Dans le même temps, il s’occupait de rechercher et de choisir un travail public, simple, « de pure main-d’œuvre, à l’occasion duquel il ne soit pas payé un sol pour autre chose que le salaire de l’ouvrier, » qui fût accessible même aux enfans et susceptible de secouer le découragement des Auvergnats. Ceux-ci n’avaient jamais passé pour des hommes d’initiative : le chemin du progrès leur était toujours apparu, comme à tous les montagnards, sous l’aspect d’une côte raide, glissante, qu’il fait bon gravir sans hâte et en assurant ses pas. Pour beaucoup, sous l’influence du froid et des privations, l’inaction était devenue une règle de vie ; à Saint-Flour, privés de maisons en maçonnerie, parce qu’ils n’avaient pas eu l’idée de ramasser la pierre à chaux, les ouvriers et les artisans se voyaient obligés de suspendre leur travail, pendant cinq mois, faute d’être calfeutrés : à Pontgibaud, perdus dans une sorte de torpeur hivernale, les paysans passaient la moitié de l’année, entre l’âne et le bœuf, au fond de l’étable. — Par une intuition singulièrement heureuse, Montyon connut que seul le travail en commun réchaufferait ces bonnes volontés engourdies ; il fit donc lire au prône de presque toutes les paroisses et placarder, dans toutes les élections, des affiches dont voici le texte :

« On est averti que dans la ville de… des travaux sont ouverts où les personnes de tout âge et de tout sexe sont admises. Les hommes sont payés à raison de 12 sols, les femmes à raison de 10 sols, les enfans à raison de 8 ou de 6 sols. »

Les travaux devaient comporter le percement et le terrassement déroutes nouvelles ; on promettait de payer les ouvriers au moyen d’allocations ministérielles ; quant aux piqueurs et ingénieurs, les corps de ville s’étaient engagés à en découvrir de bénévoles ou bien à les appointer.
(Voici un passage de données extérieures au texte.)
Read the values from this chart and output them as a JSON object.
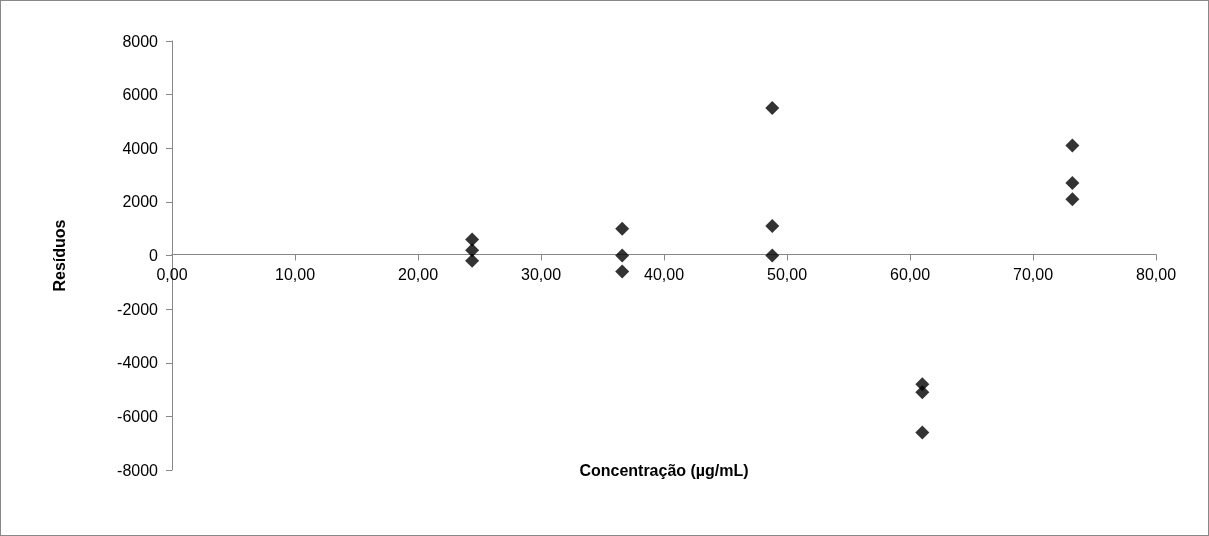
{
  "chart_data": {
    "type": "scatter",
    "xlabel": "Concentração (µg/mL)",
    "ylabel": "Resíduos",
    "series": [
      {
        "color": "#000000",
        "x": [
          24.4,
          24.4,
          24.4,
          36.6,
          36.6,
          36.6,
          48.8,
          48.8,
          48.8,
          61.0,
          61.0,
          61.0,
          73.2,
          73.2,
          73.2
        ],
        "values": [
          600,
          200,
          -200,
          1000,
          0,
          -600,
          5500,
          1100,
          0,
          -4800,
          -5100,
          -6600,
          4100,
          2700,
          2100
        ]
      }
    ],
    "xlim": [
      0,
      80
    ],
    "xticks": [
      {
        "value": 0,
        "label": "0,00"
      },
      {
        "value": 10,
        "label": "10,00"
      },
      {
        "value": 20,
        "label": "20,00"
      },
      {
        "value": 30,
        "label": "30,00"
      },
      {
        "value": 40,
        "label": "40,00"
      },
      {
        "value": 50,
        "label": "50,00"
      },
      {
        "value": 60,
        "label": "60,00"
      },
      {
        "value": 70,
        "label": "70,00"
      },
      {
        "value": 80,
        "label": "80,00"
      }
    ],
    "ylim": [
      -8000,
      8000
    ],
    "yticks": [
      -8000,
      -6000,
      -4000,
      -2000,
      0,
      2000,
      4000,
      6000,
      8000
    ],
    "marker": "diamond",
    "grid": false
  }
}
Dans la plupart des chantiers, l’affluence devint vite si considérable que les crédits furent dépassés. Quant aux travaux eux-mêmes, ce qu’ils perdirent parfois en rapidité et, sans doute aussi, en fini et en élégance, ils le gagnèrent en pittoresque ; jamais peut-être, depuis le temps des cathédrales, auxquelles chaque fidèle apportait sa pierre, on n’avait vu pareil empressement de fainéans et de vagabonds, autour d’une œuvre laborieuse. Jamais, par suite, aucun chantier public n’avait inspiré à la fois, tant d’inquiétude et tant de curiosité. A Aurillac, sitôt que le travail a cessé, c’est-à-dire à l’heure du dîner et à la fin de la journée, les ouvriers se répandent dans la ville pour mendier. A Saint-Flour, il se présente beaucoup de monde pour « les travaux de la côte, » mais les ouvriers ne font pas un travail proportionné à leur nombre, car la plupart ont de la peine à se traîner jusqu’aux chemins ; il faut « les veiller, les caresser, les piquer d’amour-propre pour que le chemin s’élargisse. » Au Mont d’Or, il n’était pas inutile de protéger l’œuvre accomplie contre les dévastations de ses auteurs eux-mêmes, et voici quel tableau original le vicomte de Mirabeau traçait à ce sujet, dans une lettre à l’intendant : « Vous apprendrez bientôt, monsieur, par les cent bouches de la Renommée, les vastes travaux que votre munificence a opérés au Mont d’Or et leurs effets, Grâce à M. l’abbé Baudeau qui s’est étrangement et utilement démené pour rassembler ce troupeau de sauvages, et qui, surtout au payement, a failli être divinisé comme Romulus, nous avons actuellement à la sortie du village, auprès des eaux, et en allant vers le Mont d’Or, une promenade fort honnête et qui ne demande plus que d’être achevée par quelques canaux d’écoulement, et d’être plantée… » Enfin, Montyon lui-même ne dédaignait pas de mesurer le bien réalisé et, sans gloriole, comme sans fausse modestie, il exposait au contrôleur général les différentes particularités de son entreprise, ainsi que les résultats acquis :

« Pour la plupart des villes qui ont été affligées de la cherté des grains, écrit-il, l’époque de leur malheur sera celle de leur embellissement ; Riom et Clermont ont raccommodé leurs remparts, le Mont d’Or aura une promenade ; Mauriac, au milieu d’un petit amas confus de maisons, s’est formé une place et une espèce de rempart qui est tout ensemble promenade et chemin ; à Aurillac, une espèce de marais inégal et fangeux a été converti en route régulière… On ne pouvait, avec sûreté, arriver en voiture à Saint-Flour ; une route facile et d’une pente égale vient d’être ouverte à travers le roc, les ingénieurs n’avaient pas même conçu l’idée d’un travail aussi hardi. Toute la ville s’est intéressée à ce travail ; les officiers municipaux ont été transformés en piqueurs et en ingénieurs ; le maire, le plus digne homme d’Auvergne, est devenu le plus déterminé et le plus habile mineur, on a vu même des ecclésiastiques prêter la main pour faire rouler les rochers qu’avait enlevés la poudre ; une colonnade de rochers, de seize toises de haut, borde ainsi le chemin et forme un monument de l’audace des hommes et de la nature vaincue. »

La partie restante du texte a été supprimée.